Dit brengt mij bij de specifieke casus van België. In België is het Europese minimum anders vormgegeven. Het verschil zit erin dat Nederland een andere bescherming biedt als het gaat om solvabiliteit, waar in België de bescherming vanuit de werkgever moet komen die in geval van onderdekking verplicht kan worden bij te storten. Op het eerste gezicht lijkt het aantrekkelijk om voor ogenschijnlijk hetzelfde pensioen veel minder te moeten betalen, maar een dergelijke pensioenregeling kan op termijn druk op de werkgever leggen. Als een pensioeninstelling namelijk in onderdekking komt, moet er een herstelplan volgen. Daarbij kan de Belgische toezichthouder (CBFA) eisen dat er een aangepast financieringsplan komt. Het financieringsplan legt vast welke bijdragen worden gestort door de bijdragende ondernemingen, en vereist instemming van alle bijdragende ondernemingen. Daarbij kan CBFA «om het even welke wijziging eisen met het oog op vrijwaring van de belangen van de aangeslotenen en de begunstigden van een pensioenregeling en het verzekeren van een passende en regelmatige financiering» (WIBP, wet van 27 oktober 2006, artikel 86).

Het doel van het prudentieel toezicht is te waarborgen dat gemaakte afspraken worden nagekomen. Bij grensoverschrijdende activiteiten geldt uiteraard de Europese pensioenrichtlijn die een minimumbescherming aan de deelnemers biedt, ongeacht vestigingsplaats.

Met het Financieel Toetsingkader, zoals dat nu is neergelegd in de Pensioenwet, wordt een goede balans geboden tussen financiële zekerheid enerzijds en betaalbaarheid anderzijds.
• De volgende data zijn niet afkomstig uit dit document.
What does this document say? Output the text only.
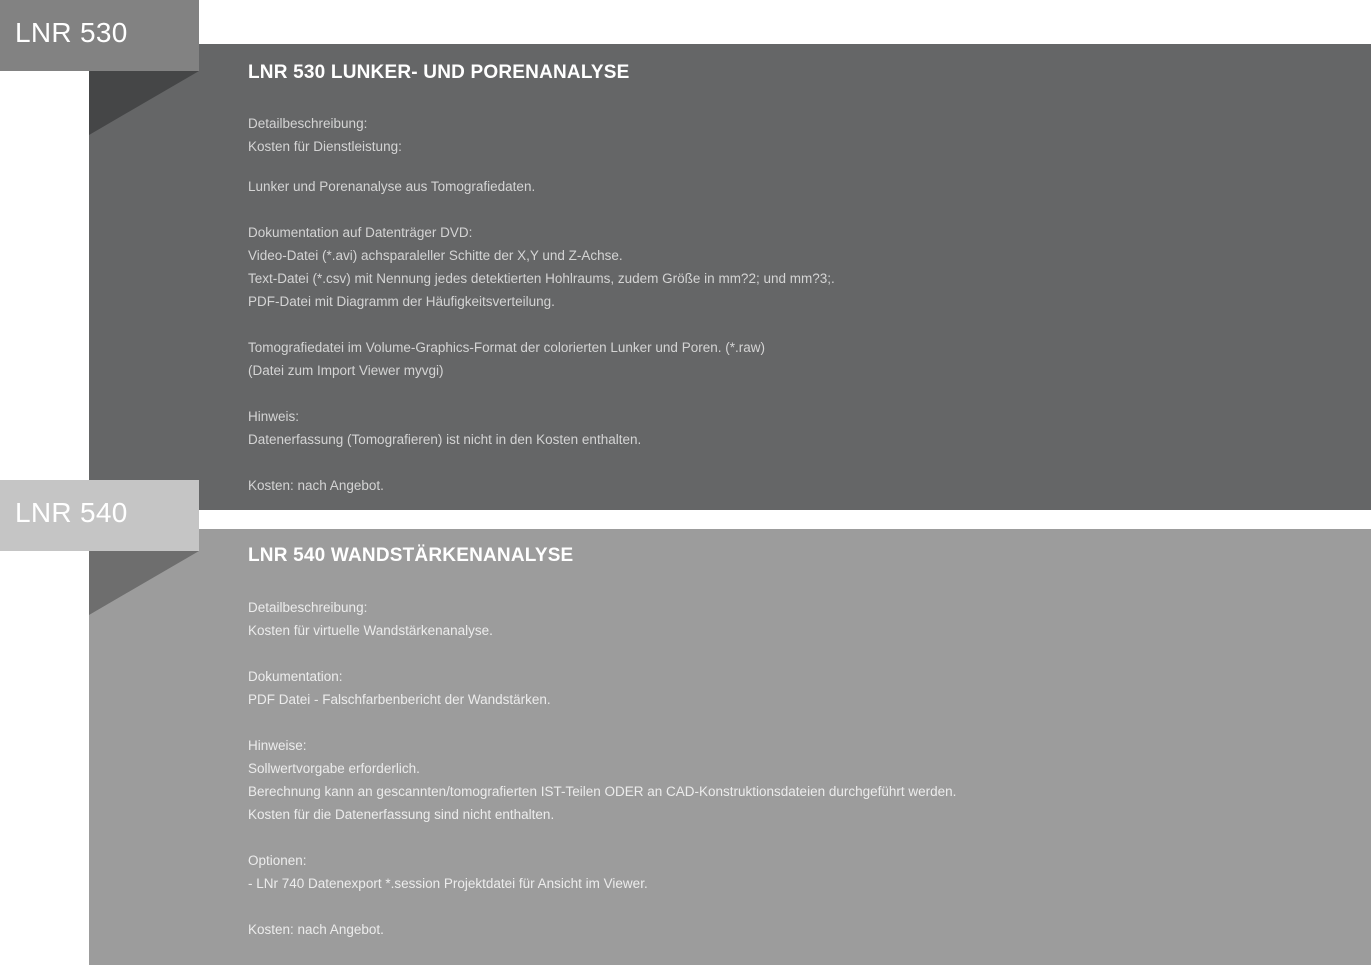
LNR 530
LNR 530 LUNKER- UND PORENANALYSE
Detailbeschreibung:
Kosten für Dienstleistung:
Lunker und Porenanalyse aus Tomografiedaten.
Dokumentation auf Datenträger DVD:
Video-Datei (*.avi) achsparaleller Schitte der X,Y und Z-Achse.
Text-Datei (*.csv) mit Nennung jedes detektierten Hohlraums, zudem Größe in mm?2; und mm?3;.
PDF-Datei mit Diagramm der Häufigkeitsverteilung.
Tomografiedatei im Volume-Graphics-Format der colorierten Lunker und Poren. (*.raw)
(Datei zum Import Viewer myvgi)
Hinweis:
Datenerfassung (Tomografieren) ist nicht in den Kosten enthalten.
Kosten: nach Angebot.
LNR 540
LNR 540 WANDSTÄRKENANALYSE
Detailbeschreibung:
Kosten für virtuelle Wandstärkenanalyse.
Dokumentation:
PDF Datei - Falschfarbenbericht der Wandstärken.
Hinweise:
Sollwertvorgabe erforderlich.
Berechnung kann an gescannten/tomografierten IST-Teilen ODER an CAD-Konstruktionsdateien durchgeführt werden.
Kosten für die Datenerfassung sind nicht enthalten.
Optionen:
- LNr 740 Datenexport *.session Projektdatei für Ansicht im Viewer.
Kosten: nach Angebot.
Het is er op gericht te waarborgen dat gemaakte afspraken ook worden nagekomen.

Het is overigens uiteindelijk aan het pensioenfonds zelf om te besluiten zich te vestigen in een andere lidstaat, bijvoorbeeld België. Nederlandse werknemers kunnen hier invloed op uitoefenen. Deze werknemers (deelnemer) hebben hun vertegenwoordigers in het pensioenfondsbestuur zitten. Ook kunnen deelnemers invloed uitoefenen op een dergelijk voorgenomen besluit via de deelnemersraad.

Hoewel het al sinds jaar en dag mogelijk is dat pensioenfondsen uit Nederland vertrekken en zich in andere landen vestigen, zijn er mij geen fondsen bekend die dit hebben gedaan. Gezien de onderlinge verschillen tussen lidstaten voor wat betreft de precieze invulling van het toezicht en de daarbij behorende voor- en nadelen, verwacht ik ook niet dat dit op korte termijn zal gebeuren.